Omar Yaghi è un forte sostenitore del concetto di “acqua personalizzata”, ovvero la prospettiva che ogni famiglia possa disporre di un dispositivo domestico, alimentato dalla luce solare ambientale, capace di fornire l’acqua necessaria per soddisfare ogni bisogno. In tal senso il team ha collaborato con diverse aziende, tra cui General Electric e altre startup, “per costruire sofisticati raccoglitori d’acqua portatili MOF capaci di fornire oltre mille litri al giorno in modo efficiente dal punto di vista energetico ed economico”.

Le altre applicazioni ambientali

MOF e COF posso essere impiegati non solo per la cattura dell’acqua ma – variando i componenti – anche per sottrarre all’ambiente anidride carbonica e ovviamente stoccarla. “Abbiamo mostrato che a temperatura ambiente la capacità di stoccaggio della CO2 poteva essere aumentata di 18 volte semplicemente aggiungendo uno dei nostri MOF”, racconta lo Yaghi. Per di più con ulteriori modifiche chimiche si può fare in modo che i pori possano catturare selettivamente la CO2 dai gas di combustione, senza interferenze dall’acqua. “Riscaldare questi solidi per rimuovere l’anidride carbonica è molto più efficiente dal punto di vista energetico rispetto alle soluzioni di ammine, grazie alla bassa capacità termica di questi materiali a struttura”.

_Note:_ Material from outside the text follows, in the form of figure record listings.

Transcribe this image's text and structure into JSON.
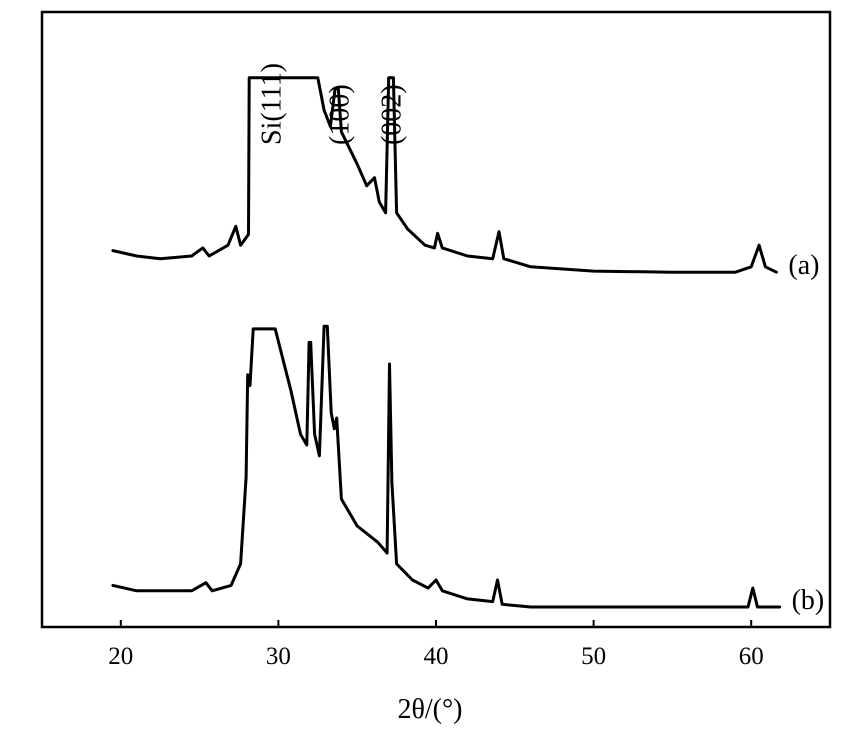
{
  "chart_data": {
    "type": "line",
    "title": "",
    "xlabel": "2θ/(°)",
    "ylabel": "",
    "xlim": [
      15,
      65
    ],
    "x_ticks": [
      20,
      30,
      40,
      50,
      60
    ],
    "grid": false,
    "annotations": [
      {
        "text": "Si(111)",
        "x": 29.5
      },
      {
        "text": "(100)",
        "x": 33.8
      },
      {
        "text": "(002)",
        "x": 37.1
      }
    ],
    "series": [
      {
        "name": "(a)",
        "offset": 0.62,
        "points": [
          [
            19.5,
            0.04
          ],
          [
            21,
            0.03
          ],
          [
            22.5,
            0.025
          ],
          [
            24.5,
            0.03
          ],
          [
            25.2,
            0.045
          ],
          [
            25.6,
            0.03
          ],
          [
            26.8,
            0.05
          ],
          [
            27.3,
            0.085
          ],
          [
            27.6,
            0.05
          ],
          [
            28.1,
            0.07
          ],
          [
            28.15,
            0.36
          ],
          [
            28.3,
            0.36
          ],
          [
            32.5,
            0.36
          ],
          [
            32.9,
            0.3
          ],
          [
            33.3,
            0.27
          ],
          [
            33.6,
            0.34
          ],
          [
            33.8,
            0.34
          ],
          [
            34.0,
            0.26
          ],
          [
            35.0,
            0.2
          ],
          [
            35.6,
            0.16
          ],
          [
            36.1,
            0.175
          ],
          [
            36.4,
            0.13
          ],
          [
            36.8,
            0.11
          ],
          [
            37.0,
            0.36
          ],
          [
            37.3,
            0.36
          ],
          [
            37.5,
            0.11
          ],
          [
            38.2,
            0.08
          ],
          [
            39.3,
            0.05
          ],
          [
            39.9,
            0.045
          ],
          [
            40.1,
            0.072
          ],
          [
            40.4,
            0.045
          ],
          [
            42,
            0.03
          ],
          [
            43.6,
            0.025
          ],
          [
            44,
            0.075
          ],
          [
            44.3,
            0.025
          ],
          [
            46,
            0.01
          ],
          [
            50,
            0.002
          ],
          [
            55,
            0.0
          ],
          [
            59,
            0.0
          ],
          [
            60,
            0.01
          ],
          [
            60.5,
            0.05
          ],
          [
            60.9,
            0.01
          ],
          [
            61.6,
            0.0
          ]
        ]
      },
      {
        "name": "(b)",
        "offset": 0.0,
        "points": [
          [
            19.5,
            0.04
          ],
          [
            21,
            0.03
          ],
          [
            22.5,
            0.03
          ],
          [
            24.5,
            0.03
          ],
          [
            25.4,
            0.045
          ],
          [
            25.8,
            0.03
          ],
          [
            27.0,
            0.04
          ],
          [
            27.6,
            0.08
          ],
          [
            27.95,
            0.24
          ],
          [
            28.05,
            0.43
          ],
          [
            28.2,
            0.41
          ],
          [
            28.4,
            0.515
          ],
          [
            29.8,
            0.515
          ],
          [
            30.8,
            0.4
          ],
          [
            31.4,
            0.32
          ],
          [
            31.8,
            0.3
          ],
          [
            31.95,
            0.49
          ],
          [
            32.05,
            0.49
          ],
          [
            32.3,
            0.32
          ],
          [
            32.6,
            0.28
          ],
          [
            32.9,
            0.52
          ],
          [
            33.1,
            0.52
          ],
          [
            33.35,
            0.36
          ],
          [
            33.55,
            0.33
          ],
          [
            33.7,
            0.35
          ],
          [
            34.0,
            0.2
          ],
          [
            35.0,
            0.15
          ],
          [
            36.3,
            0.12
          ],
          [
            36.9,
            0.1
          ],
          [
            37.05,
            0.45
          ],
          [
            37.2,
            0.23
          ],
          [
            37.5,
            0.08
          ],
          [
            38.5,
            0.05
          ],
          [
            39.5,
            0.035
          ],
          [
            40.0,
            0.05
          ],
          [
            40.4,
            0.03
          ],
          [
            42,
            0.015
          ],
          [
            43.6,
            0.01
          ],
          [
            43.9,
            0.05
          ],
          [
            44.2,
            0.005
          ],
          [
            46,
            0.0
          ],
          [
            55,
            0.0
          ],
          [
            59.8,
            0.0
          ],
          [
            60.1,
            0.035
          ],
          [
            60.4,
            0.0
          ],
          [
            61.8,
            0.0
          ]
        ]
      }
    ]
  }
}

E anche sul fronte idrogeno si può migliorare l’efficienza. “Abbiamo dimostrato che in un serbatoio riempito con MOF è possibile immagazzinare il doppio della quantità di idrogeno rispetto a un serbatoio senza MOF. La capacità di stoccaggio dell’idrogeno può essere raddoppiata a 77 gradi Kelvin senza applicare alta pressione o abbassare ulteriormente la temperatura. Questo è significativo poiché 20 gigatonnellate di idrogeno vengono trasportate a 77 gradi Kelvin in tutto il mondo”.